Genes for a number of hydrolytic enzymes, such as endopolygalacturonases, which play a role, during pod dehiscence, in the programmed breakdown of the dehiscence zone in pods from Brassicaceae plants have also been identified (see e.g. WO 97/13865; Petersen et al., Plant. Mol. Biol., 1996, 31:517-527).
To isolate mutant alleles corresponding to ind, alc or shp1-shp2 in economically important Brassicaceae plants, such as oilseed rape, is a laborious and time consuming task. Moreover, such isolation may be complicated by the amphidiploidy in oilseed rape and the consequent functional redundancy of the corresponding genes.
It has been described that the expression of the ALC, IND, AGL1 and AGL5 genes or their homologues, may be downregulated using gene silencing techniques such as antisense suppression or cosuppression (WO99/00503; WO01/79517; WO0159122).
Vancanneyt et al., 2002 (XIII International Conference on Arabidopsis Research, Sevilla, Spain June 28-Jul. 2; 2002) reported that the expression of FUL from A. thaliana under control of a CaMV 35S promoter in oilseed rape, resulted in a number of podshatter resistant transformants. Pods of such podshatter resistant lines had no dehiscence zone, and opening of the pods could only be achieved by random fracture of the valves by applying considerable pressure.
Vancanneyt et al., 2002 (XIII International Conference on Arabidopsis Research, Sevilla, Spain June 28-Jul. 2; 2002) also reported that silencing of the IND gene in Arabidopsis thaliana using so-called dsRNA silencing techniques resulted in almost complete podshatter resistance. 98% of the transgenic Arabidopsis lines developed siliques, which did not open along the valve suture, and could only be opened by applying considerable pressure to the valves.
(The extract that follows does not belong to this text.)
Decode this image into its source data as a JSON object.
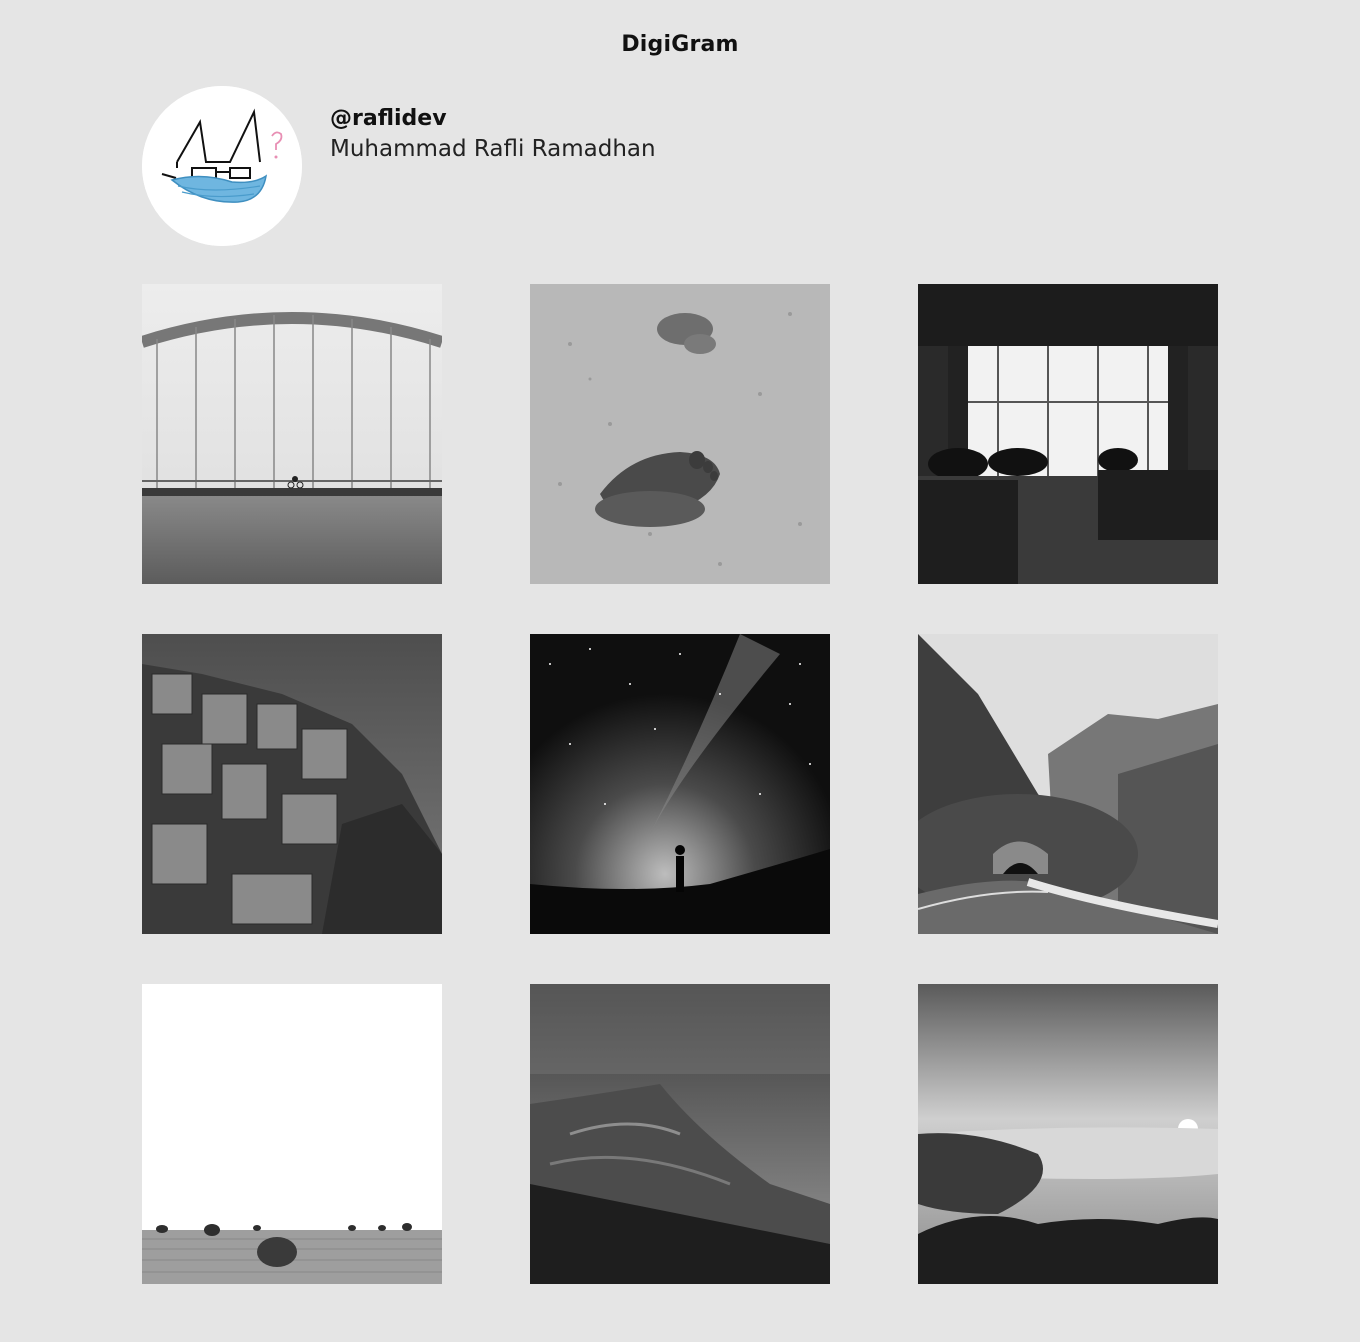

Furthermore, experiments described in this application (see below) indicate that silencing of the IND gene in Brassica napus using dsRNA gene silencing techniques, whereby the dsRNA sequence is identical to one of the IND homologues of Brassica napus, results in podshatter resistant lines with pods that bearly open by random fracture of the valves in a standardized random impact test.
It is important to realize that while seed shattering constitutes an important problem in oilseed rape culture, which may be solved by developing podshatter resistant lines, ultimately, separation of the seeds from the pods is still required. In normal agricultural practice this is achieved by threshing of the pods by a combine harvester. Threshing of the pods by a combine harvester must be complete and must cause minimum damage to the seeds thus released. However, as pod strength increases, the more severe action required to thresh them causes an unacceptable level of damage to the seed. The pods of podshatter resistant Brassicaceae plants should thus not be so strong that they cannot be threshed in a combine harvester (Bruce et al. 2001, J. Agric. Engng Res. 80, 343-350).
The art thus remains defective in providing method and means for reducing seed shattering in Brassicaceae plants, particularly in oilseed rape, while retaining a sufficient threshability.
These and other objects are achieved by the present invention, as indicated by the various embodiments described in the summary of the invention, detailed description and claims.